The Associated Press/April 7, 2021

Seattle — An organizer of a neo-Nazi campaign to threaten journalists and Jewish activists in three states has pleaded guilty in federal court in Seattle.

Cameron Shea was one of four members of the neo-Nazi group Atomwaffen Division charged earlier this year with having cyberstalked and sent Swastika-laden posters to journalists and an employee of the Anti-Defamation League, telling them, “You have been visited by your local Nazis,” “Your Actions have Consequences,” and “We are Watching.”

Shea pleaded guilty to two of the counts in the five-count indictment: a conspiracy charge that carries up to five years in prison and interference with a federally protected activity, which carries up to 10. He is scheduled to be sentenced in June.

Investigators said Shea made the point of the plot clear in a group chat with the other members in November 2019: “We will be postering journalists houses and media buildings to send a clear message that we too have leverage over them.” The plan was motivated by negative news coverage the Atomwaffen Division had received, they said.

On Jan. 25, 2020, Shea mailed the threatening fliers to two people associated with the Anti-Defamation League, which opposes anti-Semitism, and to a news reporter who had covered Atomwaffen. Conspirators in Arizona and Florida delivered or attempted to deliver the fliers to targets there, as well.

The other defendant accused of leading the plot, Kaleb Cole, has pleaded not guilty and is due to face trial in September. Seattle police seized Cole’s guns in 2019 under an “extreme risk protection order” that suggested he was planning a race war.

More than a dozen people linked to Atomwaffen or an offshoot called Feuerkrieg Division have been charged with crimes in federal court since the group’s formation in 2016.

Atomwaffen has been linked to several killings, including the May 2017 shooting deaths of two men at an apartment in Tampa, Florida, and the January 2018 killing of a University of Pennsylvania student in California.

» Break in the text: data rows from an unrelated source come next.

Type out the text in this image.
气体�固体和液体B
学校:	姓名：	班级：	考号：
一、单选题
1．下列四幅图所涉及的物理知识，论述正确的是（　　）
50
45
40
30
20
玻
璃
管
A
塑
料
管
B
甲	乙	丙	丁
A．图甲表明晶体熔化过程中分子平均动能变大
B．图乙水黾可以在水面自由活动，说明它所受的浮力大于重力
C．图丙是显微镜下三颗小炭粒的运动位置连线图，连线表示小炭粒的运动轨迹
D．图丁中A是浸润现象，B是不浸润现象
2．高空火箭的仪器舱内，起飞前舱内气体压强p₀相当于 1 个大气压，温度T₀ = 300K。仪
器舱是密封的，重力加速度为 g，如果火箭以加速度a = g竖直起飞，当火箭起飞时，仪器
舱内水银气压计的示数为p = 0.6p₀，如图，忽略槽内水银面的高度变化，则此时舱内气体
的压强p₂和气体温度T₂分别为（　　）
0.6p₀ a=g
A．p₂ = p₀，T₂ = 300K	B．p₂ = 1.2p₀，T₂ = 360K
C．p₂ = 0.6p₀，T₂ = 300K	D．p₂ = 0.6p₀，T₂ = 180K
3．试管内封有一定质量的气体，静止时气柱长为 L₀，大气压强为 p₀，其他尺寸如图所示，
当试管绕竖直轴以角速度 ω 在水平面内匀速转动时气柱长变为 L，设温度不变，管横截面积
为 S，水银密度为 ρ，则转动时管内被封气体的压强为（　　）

Two members of the flier conspiracy have been sentenced after pleading guilty: Johnny Roman Garza, 21, of Queen Creek, Arizona, who affixed one of the posters on the bedroom window of a Jewish journalist; and Taylor Parker-Dipeppe, 21, of Spring Hill, Florida, who attempted to deliver a flier but left it at the wrong address.

Garza was sentenced to 16 months in prison. Parker-Dipeppe, who suffered severe abuse from his father and stepfather and who hid his transgender identity from his co-conspirators, received no prison time — a judge found that he had suffered enough in his young life.